I want to let Prof. Chesler know I wrote to the University Chancellor, Joseph E. Steinmetz, and received his heartwarming response.

Dear Chancellor:

It is disgraceful that your university cow tows to hate letting faculty — no, encouraging them to destroy freedom of speech and academic freedom — by disinviting Phyllis Chesler to speak. One of my colleagues points out, she is “one of the few scholars and feminists to tackle the problem of honor-killings/shame murders in the Muslim world (and elsewhere, e.g., Hindus in India, Sikhs to a much lesser extent everywhere), (and likely the only expert who) got disinvited from a conference on the subject of honor-killings.

An email filled with oppositional perspective to Western values endorsing by default the anti-human rights positions of the Saud monarchy, was written by three professors from the King Fahd Center for Middle East Studies at University of Arkansas: Joel Gordon (History, author of email), Ted Swedenburg (Anthropology), and Mohja Kahf (Comparative Literature), addressed Thomas Paradise, the Head of the King Fahd Center.
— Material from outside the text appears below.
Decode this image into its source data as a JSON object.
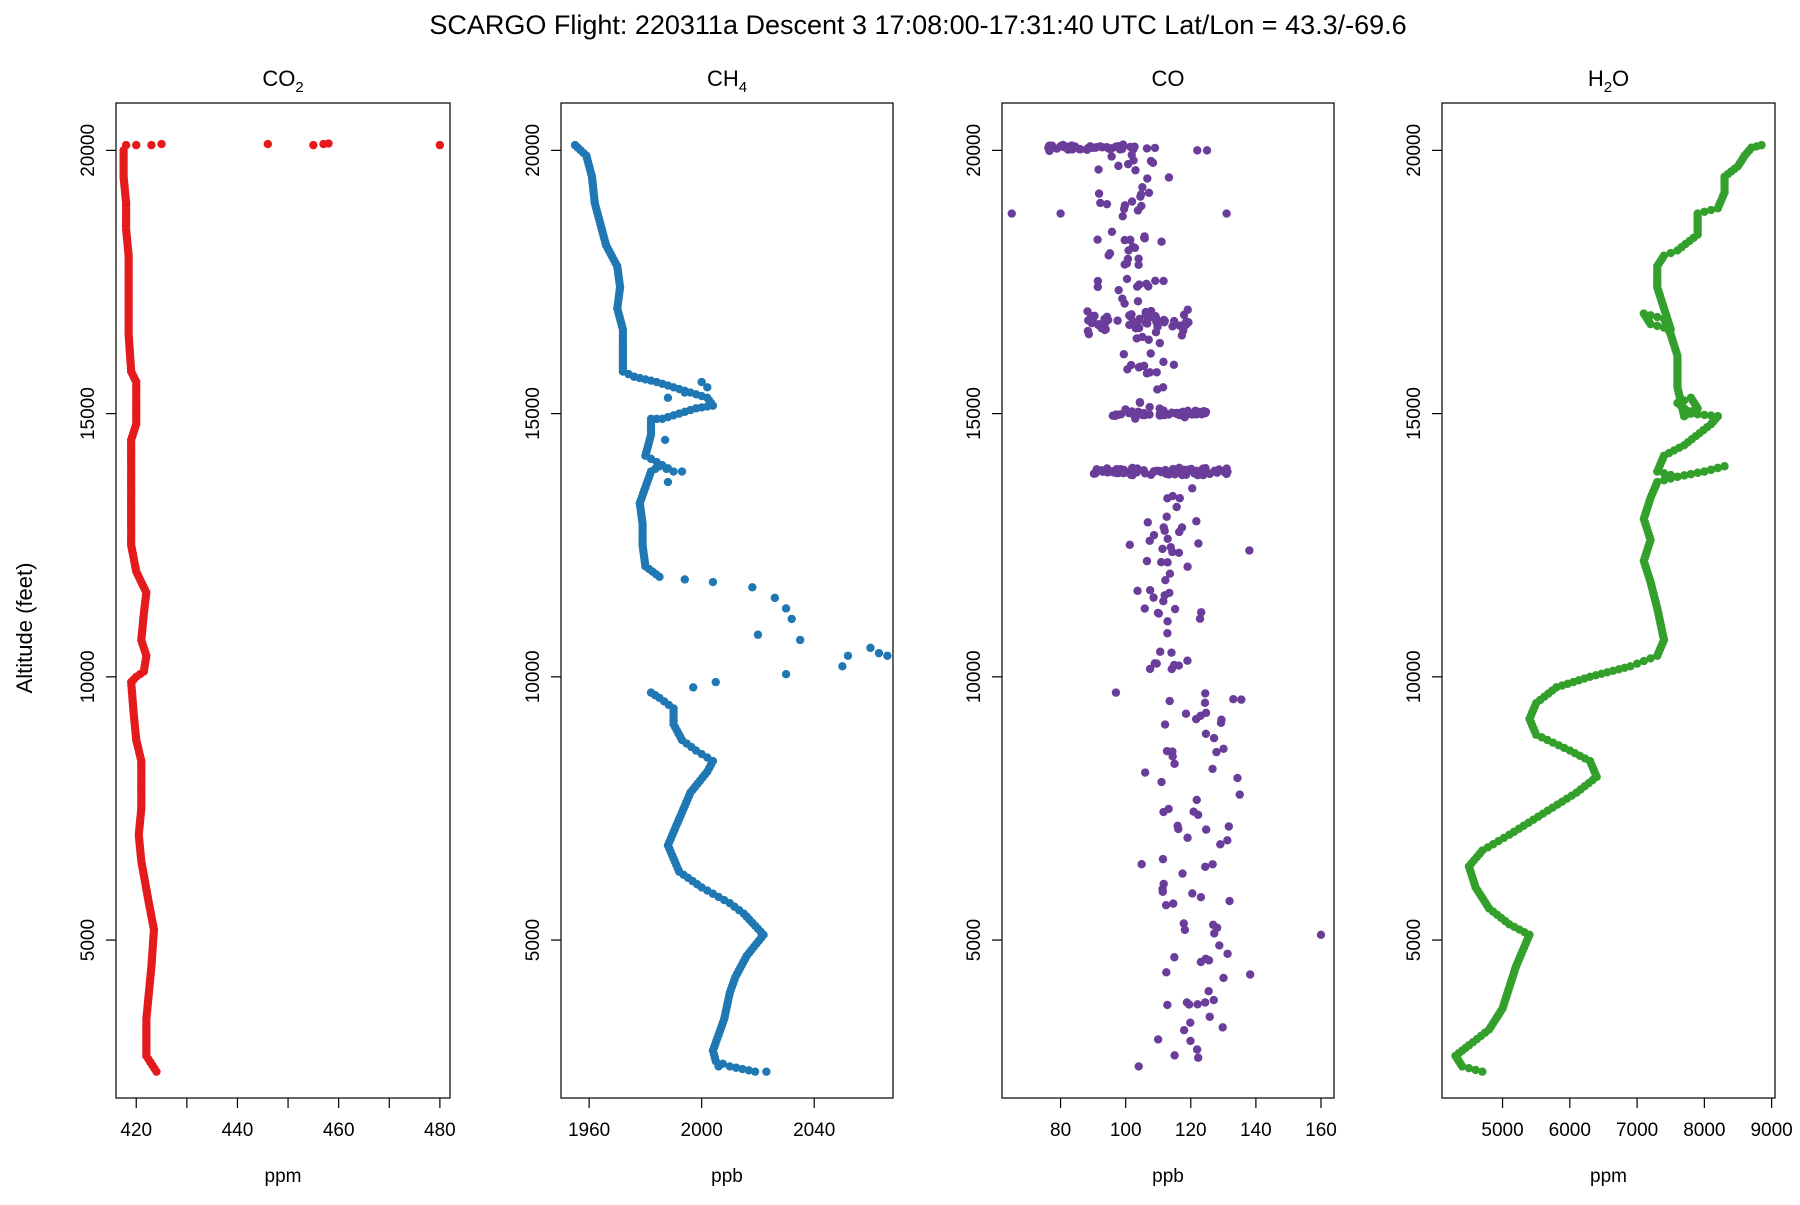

Perhaps the despotic monarchy and extremist religious interpretations of Islam are blinding the UoA staff taping their eyes shut and clouding their thinking by the smell, taste, and enticements of all that donated money? What a sad day for academics.

Dr. Harold Goldmeier

Here is the Chancellor’s full response. I want to point out that his administration already took meaningful action actually punishing someone on staff for denying Prof. Chesler the right to speak. He suggests more cleanups to come to protect free speech on his campus. This is in stark contrast to the hands-off approach of others when speakers have been denied opportunities and threatened with violence.

Dear Dr. Goldmeier:

The University of Arkansas believes in the free exchange of ideas and in a balanced presentation of viewpoints and does not approve of a program director’s recent decision to cancel a presentation via Skype by Dr. Phyllis Chesler.

The decision to disinvite a participant for his or her views is not reflective of the values and practices of our institution. The decision, made without informing leadership, has resulted in the director’s responsibilities for administrative and operational control being suspended pending an internal review focused on the circumstances that led to this decision.

We believe that the cancellation was an isolated incident and not indicative of a broader approach toward one ideological viewpoint.  However, in an abundance of caution, we are actively working to reinforce an inclusive approach to special events with the goal of maintaining an environment where a diversity of ideas is welcomed.

Joseph E. Steinmetz


University of Arkansas

Fayetteville, AR  72701


So, Prof. Chesler, take pride and some solace knowing others support you.

About the Author
Dr. Harold Goldmeier is an award-winning entrepreneur receiving the Governor's Award (Illinois) for family investment programs in the workplace from the Commission on the Status of Women. He was a Research and Teaching Fellow at Harvard, worked for four Governors, and recently sold his business in Chicago. Harold is a Managing Partner of an investment firm, a business management consultant, a public speaker on business, social, and public policy issues, and taught international university students in Tel Aviv.